Traditional Margherita

 

The next one they brought out was just beautiful in every possible way. Perfect crust, simple but aromatic olive oil, pungent local olives, fresh tomatoes and basil.

Pizza with olives, tomatoes, and basil

But then came THIS:

Pizza with cicoli and ricotta di bufala

It was all over for me. Cicoli and ricotta di buffa with a little cracked pepper. Who knew such utter simplicity could be so sublime? Leave it to the Italians. Suffice it to say that I cannot look a pizza in the eye now without a huge sigh and visions of the new standard that has been set for my appreciation of pizza.

 

 

It isn’t impossible to find good wood-fired pizza in the USA, THANK GOODNESS!! Most metropolitan areas have their fair share of truly decent wood-fired pizza joints. I will leave it to you to find your favorite local spot. But what I AM going to do is enable you to make your OWN! (Ok, well maybe you don’t have a wood-burning pizza oven, but that’s okay.)

My friends from NYC John and Elana Iaciofano spent a crazy amount of time researching and eating and cooking Pizza. They recently released their power-packed pizza cookbook:

I hope you might go and check out their very entertaining and informative food blog and consider purchasing their cookbook. A part of the proceeds from the cookbook go to Just Food a NYC non-profit “that connects communities and local farms with the resources and support they need to make fresh, locally grown food accessible to all New Yorkers.”

 

Not content with your local pizzeria? Making your own at home just not enough for you? Well, I have the perfect solution… grab some friends and I’ll take you to Napoli and we will go eat our pizza there! Really. I’m not kidding. Just contact me and we will create a pizza adventure in Italy!

 

Now…I want to hear from you…What is your favorite pizza style? Toppings? Recipe? Local pizza joint? Favorite in Europe? In Napoli?

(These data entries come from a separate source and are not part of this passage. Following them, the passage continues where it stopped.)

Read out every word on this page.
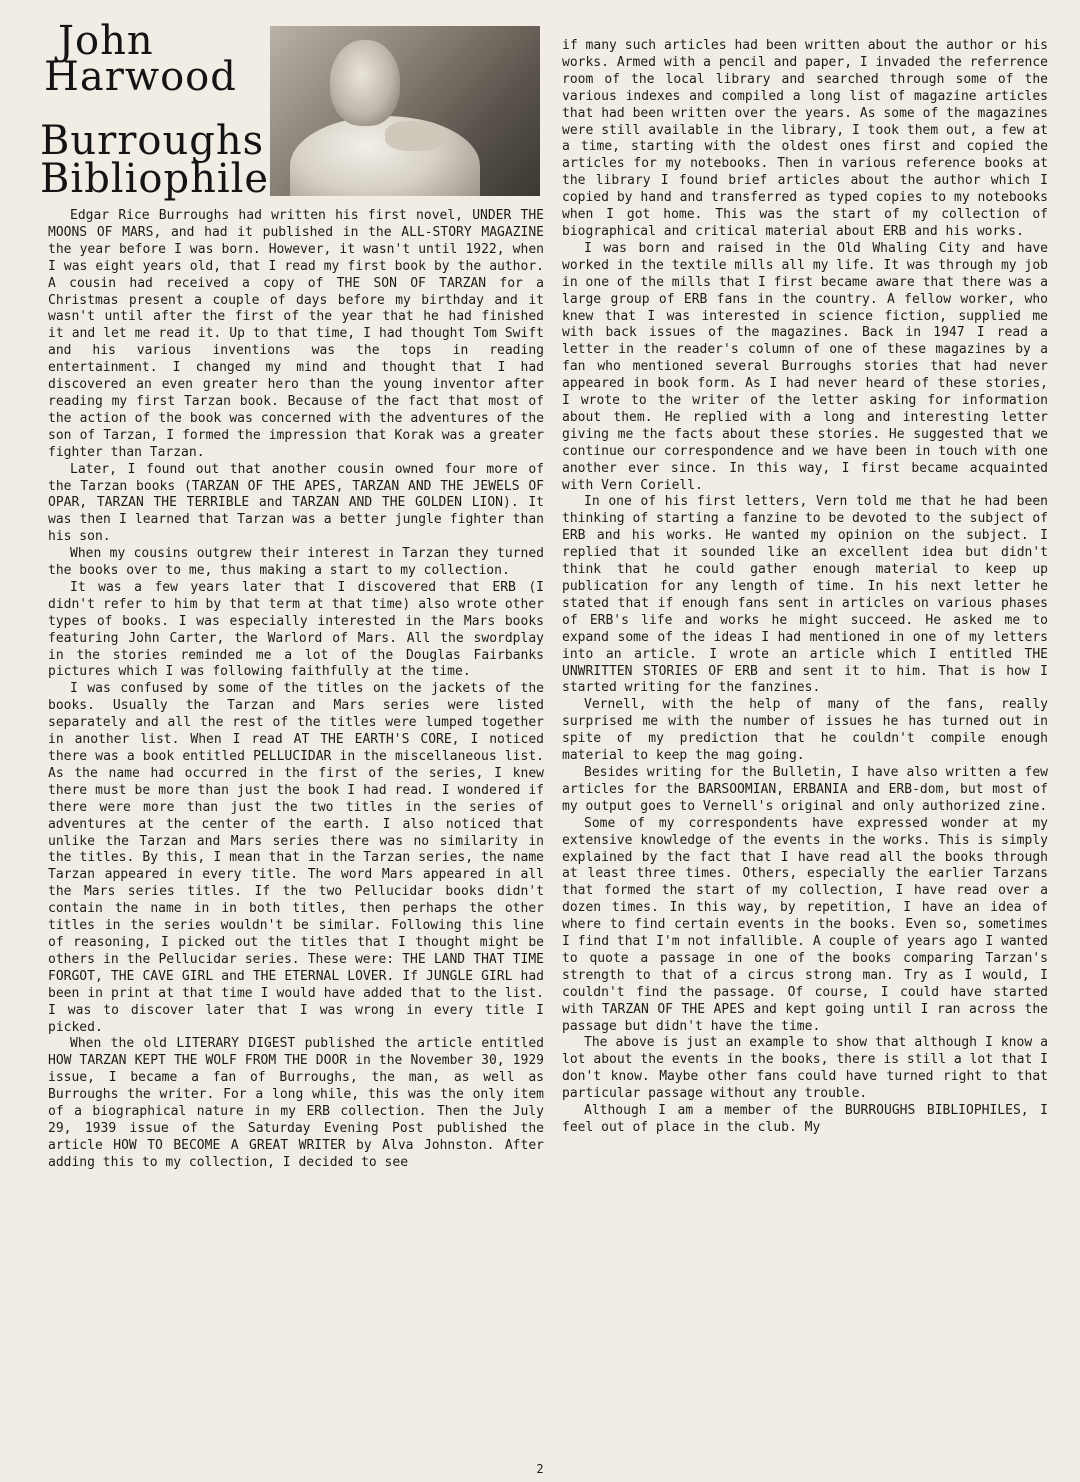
John
Harwood
Burroughs
Bibliophile

Edgar Rice Burroughs had written his first novel, UNDER THE MOONS OF MARS, and had it published in the ALL-STORY MAGAZINE the year before I was born. However, it wasn't until 1922, when I was eight years old, that I read my first book by the author. A cousin had received a copy of THE SON OF TARZAN for a Christmas present a couple of days before my birthday and it wasn't until after the first of the year that he had finished it and let me read it. Up to that time, I had thought Tom Swift and his various inventions was the tops in reading entertainment. I changed my mind and thought that I had discovered an even greater hero than the young inventor after reading my first Tarzan book. Because of the fact that most of the action of the book was concerned with the adventures of the son of Tarzan, I formed the impression that Korak was a greater fighter than Tarzan.

Later, I found out that another cousin owned four more of the Tarzan books (TARZAN OF THE APES, TARZAN AND THE JEWELS OF OPAR, TARZAN THE TERRIBLE and TARZAN AND THE GOLDEN LION). It was then I learned that Tarzan was a better jungle fighter than his son.

When my cousins outgrew their interest in Tarzan they turned the books over to me, thus making a start to my collection.

It was a few years later that I discovered that ERB (I didn't refer to him by that term at that time) also wrote other types of books. I was especially interested in the Mars books featuring John Carter, the Warlord of Mars. All the swordplay in the stories reminded me a lot of the Douglas Fairbanks pictures which I was following faithfully at the time.

I was confused by some of the titles on the jackets of the books. Usually the Tarzan and Mars series were listed separately and all the rest of the titles were lumped together in another list. When I read AT THE EARTH'S CORE, I noticed there was a book entitled PELLUCIDAR in the miscellaneous list. As the name had occurred in the first of the series, I knew there must be more than just the book I had read. I wondered if there were more than just the two titles in the series of adventures at the center of the earth. I also noticed that unlike the Tarzan and Mars series there was no similarity in the titles. By this, I mean that in the Tarzan series, the name Tarzan appeared in every title. The word Mars appeared in all the Mars series titles. If the two Pellucidar books didn't contain the name in in both titles, then perhaps the other titles in the series wouldn't be similar. Following this line of reasoning, I picked out the titles that I thought might be others in the Pellucidar series. These were: THE LAND THAT TIME FORGOT, THE CAVE GIRL and THE ETERNAL LOVER. If JUNGLE GIRL had been in print at that time I would have added that to the list. I was to discover later that I was wrong in every title I picked.

When the old LITERARY DIGEST published the article entitled HOW TARZAN KEPT THE WOLF FROM THE DOOR in the November 30, 1929 issue, I became a fan of Burroughs, the man, as well as Burroughs the writer. For a long while, this was the only item of a biographical nature in my ERB collection. Then the July 29, 1939 issue of the Saturday Evening Post published the article HOW TO BECOME A GREAT WRITER by Alva Johnston. After adding this to my collection, I decided to see

if many such articles had been written about the author or his works. Armed with a pencil and paper, I invaded the referrence room of the local library and searched through some of the various indexes and compiled a long list of magazine articles that had been written over the years. As some of the magazines were still available in the library, I took them out, a few at a time, starting with the oldest ones first and copied the articles for my notebooks. Then in various reference books at the library I found brief articles about the author which I copied by hand and transferred as typed copies to my notebooks when I got home. This was the start of my collection of biographical and critical material about ERB and his works.

I was born and raised in the Old Whaling City and have worked in the textile mills all my life. It was through my job in one of the mills that I first became aware that there was a large group of ERB fans in the country. A fellow worker, who knew that I was interested in science fiction, supplied me with back issues of the magazines. Back in 1947 I read a letter in the reader's column of one of these magazines by a fan who mentioned several Burroughs stories that had never appeared in book form. As I had never heard of these stories, I wrote to the writer of the letter asking for information about them. He replied with a long and interesting letter giving me the facts about these stories. He suggested that we continue our correspondence and we have been in touch with one another ever since. In this way, I first became acquainted with Vern Coriell.

In one of his first letters, Vern told me that he had been thinking of starting a fanzine to be devoted to the subject of ERB and his works. He wanted my opinion on the subject. I replied that it sounded like an excellent idea but didn't think that he could gather enough material to keep up publication for any length of time. In his next letter he stated that if enough fans sent in articles on various phases of ERB's life and works he might succeed. He asked me to expand some of the ideas I had mentioned in one of my letters into an article. I wrote an article which I entitled THE UNWRITTEN STORIES OF ERB and sent it to him. That is how I started writing for the fanzines.

Vernell, with the help of many of the fans, really surprised me with the number of issues he has turned out in spite of my prediction that he couldn't compile enough material to keep the mag going.

Besides writing for the Bulletin, I have also written a few articles for the BARSOOMIAN, ERBANIA and ERB-dom, but most of my output goes to Vernell's original and only authorized zine.

Some of my correspondents have expressed wonder at my extensive knowledge of the events in the works. This is simply explained by the fact that I have read all the books through at least three times. Others, especially the earlier Tarzans that formed the start of my collection, I have read over a dozen times. In this way, by repetition, I have an idea of where to find certain events in the books. Even so, sometimes I find that I'm not infallible. A couple of years ago I wanted to quote a passage in one of the books comparing Tarzan's strength to that of a circus strong man. Try as I would, I couldn't find the passage. Of course, I could have started with TARZAN OF THE APES and kept going until I ran across the passage but didn't have the time.

The above is just an example to show that although I know a lot about the events in the books, there is still a lot that I don't know. Maybe other fans could have turned right to that particular passage without any trouble.

Although I am a member of the BURROUGHS BIBLIOPHILES, I feel out of place in the club. My

2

I want to hear about it! Share with me in the replies below!

And have a great weekend!

– Raelinn

3 thoughts on “Pizza Napolitano – I’ll Never Be The Same

  1. Its funny how the pizza from my home town, Wintersville, Ohio, can find it’s way all over the web with great reviews! Giannamore’s Pizza is to date still the best pizza i have found. I now live in Alabama and they really have no clue what good pizza is.